Thinking of the insulin downsides I decided to go over the contents of the medicine cabinet and see what I already have on hand in hopes that I won't require to source any additional cocktail ingredients since I really don't want to delay this any longer.
So I added a half-bottle of Bisoprolol to hopefully reduce the feelings associated with hypoglycemia onset as well as potentiate the hypoglycemia itself.
On top of that I have grabbed a handful of Seroquel which I thought was perfect since it can act as both antiemetic and help me sleep.
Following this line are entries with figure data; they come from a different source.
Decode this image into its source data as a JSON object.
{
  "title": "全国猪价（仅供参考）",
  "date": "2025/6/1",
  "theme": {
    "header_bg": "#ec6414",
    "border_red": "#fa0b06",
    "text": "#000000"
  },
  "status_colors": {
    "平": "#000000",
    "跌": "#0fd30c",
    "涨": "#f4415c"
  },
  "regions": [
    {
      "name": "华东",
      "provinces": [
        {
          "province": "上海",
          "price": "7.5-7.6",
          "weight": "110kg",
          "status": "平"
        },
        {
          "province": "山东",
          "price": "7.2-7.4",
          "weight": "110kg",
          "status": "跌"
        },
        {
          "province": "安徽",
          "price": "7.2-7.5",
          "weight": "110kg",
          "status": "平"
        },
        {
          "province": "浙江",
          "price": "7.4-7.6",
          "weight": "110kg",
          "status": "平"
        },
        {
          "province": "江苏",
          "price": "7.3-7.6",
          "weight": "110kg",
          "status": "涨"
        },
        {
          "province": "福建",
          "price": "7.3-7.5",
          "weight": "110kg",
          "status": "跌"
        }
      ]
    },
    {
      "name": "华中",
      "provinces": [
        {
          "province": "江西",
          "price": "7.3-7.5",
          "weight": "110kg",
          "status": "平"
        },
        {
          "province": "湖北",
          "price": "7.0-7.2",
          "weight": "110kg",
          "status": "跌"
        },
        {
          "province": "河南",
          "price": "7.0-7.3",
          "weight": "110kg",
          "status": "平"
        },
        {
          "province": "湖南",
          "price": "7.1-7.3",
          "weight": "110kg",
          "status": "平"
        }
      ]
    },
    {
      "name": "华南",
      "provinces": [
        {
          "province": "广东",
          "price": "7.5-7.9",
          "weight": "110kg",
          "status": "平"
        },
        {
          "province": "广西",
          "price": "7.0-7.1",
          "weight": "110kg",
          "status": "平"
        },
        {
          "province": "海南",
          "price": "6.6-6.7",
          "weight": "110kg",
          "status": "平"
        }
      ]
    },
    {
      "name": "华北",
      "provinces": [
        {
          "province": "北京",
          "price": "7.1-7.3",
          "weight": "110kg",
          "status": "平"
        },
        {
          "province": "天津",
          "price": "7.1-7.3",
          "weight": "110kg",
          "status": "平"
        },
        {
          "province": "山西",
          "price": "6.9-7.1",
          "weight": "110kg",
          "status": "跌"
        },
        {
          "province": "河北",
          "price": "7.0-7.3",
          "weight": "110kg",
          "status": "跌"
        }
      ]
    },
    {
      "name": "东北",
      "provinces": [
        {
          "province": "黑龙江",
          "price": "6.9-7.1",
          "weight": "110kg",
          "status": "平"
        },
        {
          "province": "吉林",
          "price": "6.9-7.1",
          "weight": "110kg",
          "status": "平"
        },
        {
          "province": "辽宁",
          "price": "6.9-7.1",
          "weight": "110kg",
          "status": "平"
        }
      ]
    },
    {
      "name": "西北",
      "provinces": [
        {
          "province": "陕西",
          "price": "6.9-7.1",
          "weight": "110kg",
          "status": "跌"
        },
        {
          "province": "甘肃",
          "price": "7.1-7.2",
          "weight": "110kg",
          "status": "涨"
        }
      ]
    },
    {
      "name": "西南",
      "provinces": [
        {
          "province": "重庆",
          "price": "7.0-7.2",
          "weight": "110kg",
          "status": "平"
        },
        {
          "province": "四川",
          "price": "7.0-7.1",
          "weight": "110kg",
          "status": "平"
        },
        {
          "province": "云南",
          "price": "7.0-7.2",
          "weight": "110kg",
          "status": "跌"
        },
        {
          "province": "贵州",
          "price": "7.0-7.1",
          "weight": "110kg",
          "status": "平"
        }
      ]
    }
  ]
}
Then I sprinkled some lorazepam - to help reduce involuntary body movements that could potentially lead to sounds and attract unnecessary attention which could lead to untimely interventions and help with sleep.
I also have quite a bit of gabapentin, but I don't see it's practical application in this mix, unless I'm mistaken.
I'm also debating adding Dimenhydrinate and/or Doxylamine I can see the practical use as an additional antiemetic, but at this point it's also a question of quality vs quantity - the pile is becoming quite large.
And finally I'm really on the fence if I should just use the one extra-longacting insulin or if I should add a few syringes of insulin aspart to amplify the short-term effect of hypoglycemia.
And that seems like this is it.
Once again I apologize for the length of the post and welcome your comments/feedback regarding the interactions and combinations chosen in this cocktail. I will definitely be around for a few more hours to read them.
And if I do wake up after this one I will be genuinely pissed! Possibly even pissed enough to get over my hesitations driven by the desire to make sure that my final actions affect as few people as possible and do something more radical (and enjoyable) like go for a bungee jump without a rope or bike ride with a permanent concrete destination.